Just like Charming Kitten (which is not included into this report since it is a quite ongoing mistery even if a great report from Clear Sky is available), Cleaver is a threat group that is responsible of one of the first most advanced and silent cyber attack attributed to Iran known until now (OpCleaver, by Cylance). Cleaver attack capabilities are evolved over time very quickly and, according to Cylance, active since 2012. They look like to have infiltrated some of the world economic powers (ref: here) such as: Canada, China, England, France, Germany, India, Israel, Kuwait, Mexico, Pakistan, Qatar, Saudi Arabia, South Korea, Turkey, United Arab Emirates, and the United States. In the very first page of the OpCleaver report, the author writes that Cleaver is one of the most advanced threat actors ever. Even if I might agree with Cylance, I personally do not have such evidences so far, so I personally cannot compare Cleaver threat actor to the previus ones.
Threat Actors Comparison
Here comes the fun ! How about taking all these graphs and compare them ? Common references would highlight similarities, scopes and common TTPs and fortunately we might appreciate them in the following unique network diagram. You might spend over 20 minutes to check details on the following graph and I might decide to write an essay over it, but I will not do it :D, I’d like focus on few but important thoughts.
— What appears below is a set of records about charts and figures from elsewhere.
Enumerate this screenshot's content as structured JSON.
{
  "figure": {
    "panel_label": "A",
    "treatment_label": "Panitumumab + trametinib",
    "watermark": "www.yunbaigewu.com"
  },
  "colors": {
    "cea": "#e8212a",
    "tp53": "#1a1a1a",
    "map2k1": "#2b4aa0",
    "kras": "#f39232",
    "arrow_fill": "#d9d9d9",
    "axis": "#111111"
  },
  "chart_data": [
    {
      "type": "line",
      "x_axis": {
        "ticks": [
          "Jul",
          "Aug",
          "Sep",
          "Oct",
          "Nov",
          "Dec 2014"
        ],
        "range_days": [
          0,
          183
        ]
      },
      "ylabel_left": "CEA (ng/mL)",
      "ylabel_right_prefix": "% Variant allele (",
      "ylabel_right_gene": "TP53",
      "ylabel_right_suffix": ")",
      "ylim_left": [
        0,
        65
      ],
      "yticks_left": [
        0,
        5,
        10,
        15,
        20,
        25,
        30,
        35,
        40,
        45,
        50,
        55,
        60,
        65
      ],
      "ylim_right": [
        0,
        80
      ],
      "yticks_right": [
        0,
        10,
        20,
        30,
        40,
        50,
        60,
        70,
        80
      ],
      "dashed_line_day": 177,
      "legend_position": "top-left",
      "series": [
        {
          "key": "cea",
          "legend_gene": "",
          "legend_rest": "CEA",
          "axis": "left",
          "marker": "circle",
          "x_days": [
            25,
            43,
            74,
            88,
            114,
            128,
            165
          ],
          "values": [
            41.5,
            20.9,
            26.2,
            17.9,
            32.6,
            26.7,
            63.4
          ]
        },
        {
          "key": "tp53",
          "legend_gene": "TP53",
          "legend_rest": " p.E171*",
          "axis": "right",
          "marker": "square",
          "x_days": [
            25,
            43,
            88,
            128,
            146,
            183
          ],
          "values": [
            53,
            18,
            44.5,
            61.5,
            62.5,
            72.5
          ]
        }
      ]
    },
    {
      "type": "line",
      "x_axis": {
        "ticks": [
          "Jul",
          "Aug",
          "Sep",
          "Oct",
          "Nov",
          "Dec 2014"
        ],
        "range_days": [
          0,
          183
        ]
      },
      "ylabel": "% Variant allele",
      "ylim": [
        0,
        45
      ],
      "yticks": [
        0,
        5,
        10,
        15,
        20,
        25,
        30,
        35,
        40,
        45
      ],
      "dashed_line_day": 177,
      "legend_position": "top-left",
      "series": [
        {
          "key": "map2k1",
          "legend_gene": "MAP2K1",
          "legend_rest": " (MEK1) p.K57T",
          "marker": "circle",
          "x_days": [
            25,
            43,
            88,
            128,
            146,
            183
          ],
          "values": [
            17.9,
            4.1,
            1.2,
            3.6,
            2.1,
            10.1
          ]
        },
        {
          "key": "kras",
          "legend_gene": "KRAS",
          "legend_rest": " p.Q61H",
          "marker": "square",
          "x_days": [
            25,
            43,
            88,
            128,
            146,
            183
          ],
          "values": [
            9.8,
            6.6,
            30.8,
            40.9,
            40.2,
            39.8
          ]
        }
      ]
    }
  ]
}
The iper-connection between the analyzed groups (take a look to the following graph) could prove that those teams are really linked together. They share Techniques, Procedures, Tools and Infection Artifacts and everything we might observe looks like belonging with a unique meta-actor. We might agree that the meta-actor would be linked to the sponsorship nation and we might decide to consider some of those groups as operations. In other words we might consider an unique group of people that teams up depending of the ongoing operation adopting similar capabilities and tool sets.
OilRig and APT33 are the most known groups attributed to Iran, they share many tools but they clearly have two different intent and two different code bases (writing about Malware). CopyKittens, for example, have been clustered more closed to APT33 while Muddywater looks like clustered straight at the middle of them. But if we closely analyze the purposes and the used Malware we might agree in aggregating Muddy close to APT33, actually the weight of shared code should be heavier compared to common tools or common techniques, but I did not represent such a detail into graphs.
However two different ‘code experience’ are observed. The first one mostly focused on scriptting (node, python, autoIT) which could underline a group of people evolving from IT department and later-on acquiring cyersecurity skills, while the second observed behavior is mostly oriented on deep development skills such as for example: Java, .NET and C++. On MuddyWater and APT33 side, the usage of scripting engines, the usage of powershell, and the usage of Empire framework tighten together, plus the lack of exploiting capabilities or the lack in developing sophisticated Malware could bring the analyst to think that those threat actors hit their target without the need of strong development capabilities. On the other hand OilRig, Cleaver and CopyKitten looks like to have more software developing skills and looks to be mostly focused on stealth operations.
In this post I wrote a preliminary and personal analysis of threat actors attributed by the community to Iran, comparing TTPs coming from MITRE and relations extracted from Malpedia. The outcome is a proposal to consider the numerous groups (OilRig, APT33, MuddyWater, Cleaver, etc..) as a primary meta-threat-actor and dividing them by operations rather real group.